Commissioning party: An audit is undertaken by the target company while the commissioning party of Financial Due Diligence (FDD) can be the buyer or the seller.
Objective and scope: The goal of an audit is to verify that the target company is following all of the compliance rules and presenting accurate financial records and other information. The goal of FDD is to provide potential investors a detailed view and commentary of a target company’s performance and observe all associated risks. A due diligence may expand to review and analyse business plan, future aspects, corporate and management structure and legal issues, whilst audit does not.

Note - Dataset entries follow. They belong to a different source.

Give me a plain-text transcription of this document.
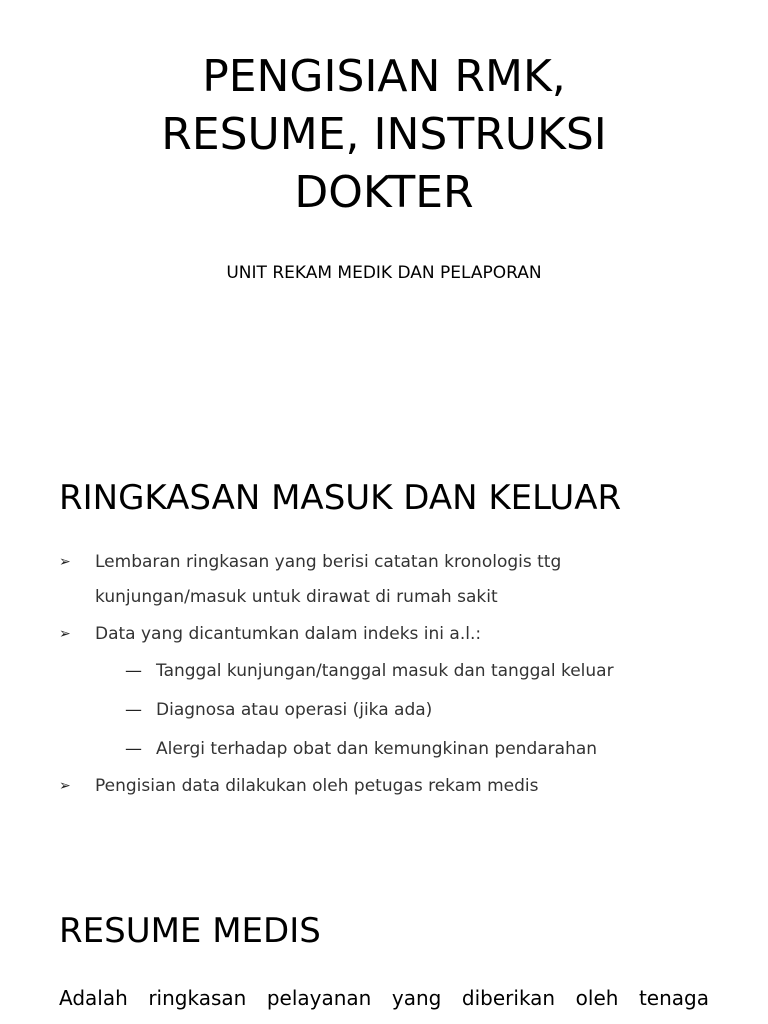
PENGISIAN RMK,
RESUME, INSTRUKSI
DOKTER

UNIT REKAM MEDIK DAN PELAPORAN

RINGKASAN MASUK DAN KELUAR
➢	Lembaran ringkasan yang berisi catatan kronologis ttg
kunjungan/masuk untuk dirawat di rumah sakit
➢	Data yang dicantumkan dalam indeks ini a.l.:
— Tanggal kunjungan/tanggal masuk dan tanggal keluar
— Diagnosa atau operasi (jika ada)
— Alergi terhadap obat dan kemungkinan pendarahan
➢	Pengisian data dilakukan oleh petugas rekam medis
RESUME MEDIS

Adalah ringkasan pelayanan yang diberikan oleh tenaga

Assurance: While an audit is an assurance service, FDD is a service based on business transaction and is non-assurance because it is focusing on risks.
Data: FDD may use available audit reports’ data and outcomes to conduct a detailed review, analysis, assessment and comments. The audit does not use FDD.
Content: Audited records typically only show general queries a potential investor might have. They do not provide any insightful and objective aspects. Audit reports provide data about market trends over the years but do not show in detail the factors behind these trends. FDD reports try to give the most in-depth and structural analysis of all the factors that influence market trends. Through a FDD, a prospective investor can obtain insightful information about the business operation, commercial, finance, accounting, tax insights.
Repetitiveness: An audit is a recurring event while a FDD is an occasional event.